The Boston-based mutual fund behemoth, home to Gerald Tsai and Andy Warhol look-alike Peter Lynch, whose index-beating run as the head of Fidelity’s Magellan fund still evokes shock and awe, began slowly moving to a team-based management approach in 2007.
Morningstar senior analyst Christopher Davis estimates $60 billion of the $600 billion Fidelity manages in stock and balanced funds in now managed by teams, still a “relative pittance,” Davis notes, but one that’s growing.
“This line of attack, which divvies up portfolios among sector specialists and keeps sector weightings aligned with a market benchmark, isn’t management by committee,” Davis writes in recent commentary. “Each manager runs its sleeve independent of the others. But it marks a real departure from the one-manager, one-portfolio approach that’s long been the Fidelity way.”
Fidelity first adopted the multimanager approach in 2007 for the annuity version of Fidelity Contrafund and in 2008 for Fidelity Balanced and for a chunk of the Fidelity Freedom funds. Somewhat ironically, Davis adds, “the firm enlisted one of Lynch’s successors at Magellan, Bob Stansky, to oversee the specialists, who have responsibility to pick stocks within their areas of expertise at all three offerings.”
The timeline since is as follows: In 2009, Fidelity put a team in place at Fidelity Stock Selector Small Cap. That same year, it combined nine sector-fund portfolios for Fidelity Stock Selector All Cap. In 2010, it created a team to focus on value stocks and run half of Fidelity Value. Most recently, in 2011, it dispatched the Fidelity Value group to take over struggling Fidelity Large-Cap Value.

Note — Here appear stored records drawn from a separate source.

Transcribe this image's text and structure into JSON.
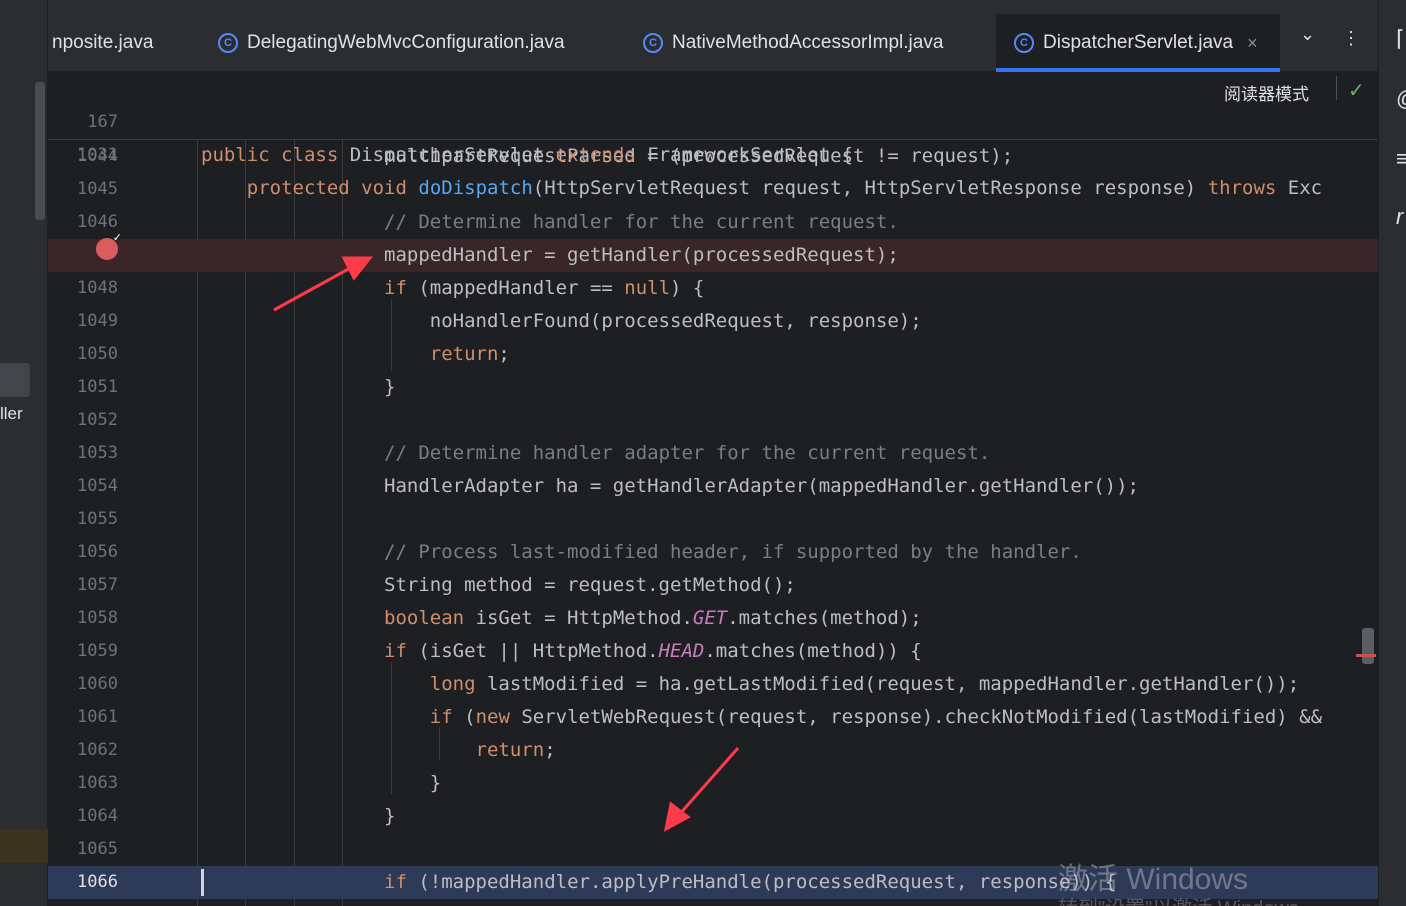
{
  "tabs": [
    {
      "label": "nposite.java",
      "icon": "none"
    },
    {
      "label": "DelegatingWebMvcConfiguration.java",
      "icon": "class-icon"
    },
    {
      "label": "NativeMethodAccessorImpl.java",
      "icon": "class-icon"
    },
    {
      "label": "DispatcherServlet.java",
      "icon": "class-icon",
      "active": true
    }
  ],
  "tab_close_glyph": "×",
  "tab_more_glyph": "⌄",
  "tab_menu_glyph": "⋮",
  "left_panel_text": "ller",
  "reader_mode": "阅读器模式",
  "check_glyph": "✓",
  "right_icons": [
    "⌈",
    "@",
    "≡",
    "r"
  ],
  "sticky": [
    {
      "ln": "167",
      "code": "public class DispatcherServlet extends FrameworkServlet {"
    },
    {
      "ln": "1031",
      "code": "    protected void doDispatch(HttpServletRequest request, HttpServletResponse response) throws Exc"
    }
  ],
  "lines": [
    {
      "ln": "1044",
      "code": "                multipartRequestParsed = (processedRequest != request);"
    },
    {
      "ln": "1045",
      "code": ""
    },
    {
      "ln": "1046",
      "code": "                // Determine handler for the current request."
    },
    {
      "ln": "",
      "code": "                mappedHandler = getHandler(processedRequest);"
    },
    {
      "ln": "1048",
      "code": "                if (mappedHandler == null) {"
    },
    {
      "ln": "1049",
      "code": "                    noHandlerFound(processedRequest, response);"
    },
    {
      "ln": "1050",
      "code": "                    return;"
    },
    {
      "ln": "1051",
      "code": "                }"
    },
    {
      "ln": "1052",
      "code": ""
    },
    {
      "ln": "1053",
      "code": "                // Determine handler adapter for the current request."
    },
    {
      "ln": "1054",
      "code": "                HandlerAdapter ha = getHandlerAdapter(mappedHandler.getHandler());"
    },
    {
      "ln": "1055",
      "code": ""
    },
    {
      "ln": "1056",
      "code": "                // Process last-modified header, if supported by the handler."
    },
    {
      "ln": "1057",
      "code": "                String method = request.getMethod();"
    },
    {
      "ln": "1058",
      "code": "                boolean isGet = HttpMethod.GET.matches(method);"
    },
    {
      "ln": "1059",
      "code": "                if (isGet || HttpMethod.HEAD.matches(method)) {"
    },
    {
      "ln": "1060",
      "code": "                    long lastModified = ha.getLastModified(request, mappedHandler.getHandler());"
    },
    {
      "ln": "1061",
      "code": "                    if (new ServletWebRequest(request, response).checkNotModified(lastModified) &&"
    },
    {
      "ln": "1062",
      "code": "                        return;"
    },
    {
      "ln": "1063",
      "code": "                    }"
    },
    {
      "ln": "1064",
      "code": "                }"
    },
    {
      "ln": "1065",
      "code": ""
    },
    {
      "ln": "1066",
      "code": "                if (!mappedHandler.applyPreHandle(processedRequest, response)) {"
    }
  ],
  "watermark": "激活 Windows",
  "watermark2": "转到\"设置\"以激活 Windows",
  "colors": {
    "breakpoint": "#db5c5c",
    "annotation_arrow": "#ff3b4a",
    "keyword": "#cf8e6d",
    "method": "#56a8f5",
    "comment": "#7a7e85",
    "static_field": "#c77dbb"
  }
}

“With a little more than three years under its belt, it’s still premature to pass judgment on the oldest multimanager group,” Davis writes. “But it’s not too soon to evaluate its capabilities or whether its strategy is likely to deliver over the long haul, especially given the multimanager model’s growing prominence.”
So far, he doesn’t like what he sees, noting the multimanager approach “hasn’t acquitted itself from a performance standpoint. The annuity version of Fidelity Contrafund has lost 2% under Stansky’s team, a bit worse than the S&P 500′s 1.2% loss. And Fidelity Stock Selector All-Cap has turned in similarly middling numbers.”
“What makes me skeptical of the multimanager model isn’t just strategy but also that it marks a major shift in Fidelity’s investment culture,” Davis concludes. “Its best managers, such as [Will] Danoff and [Joel] Tillinghast, have been successful partly because they had freedom to think broadly and were given a lot of room to roam.”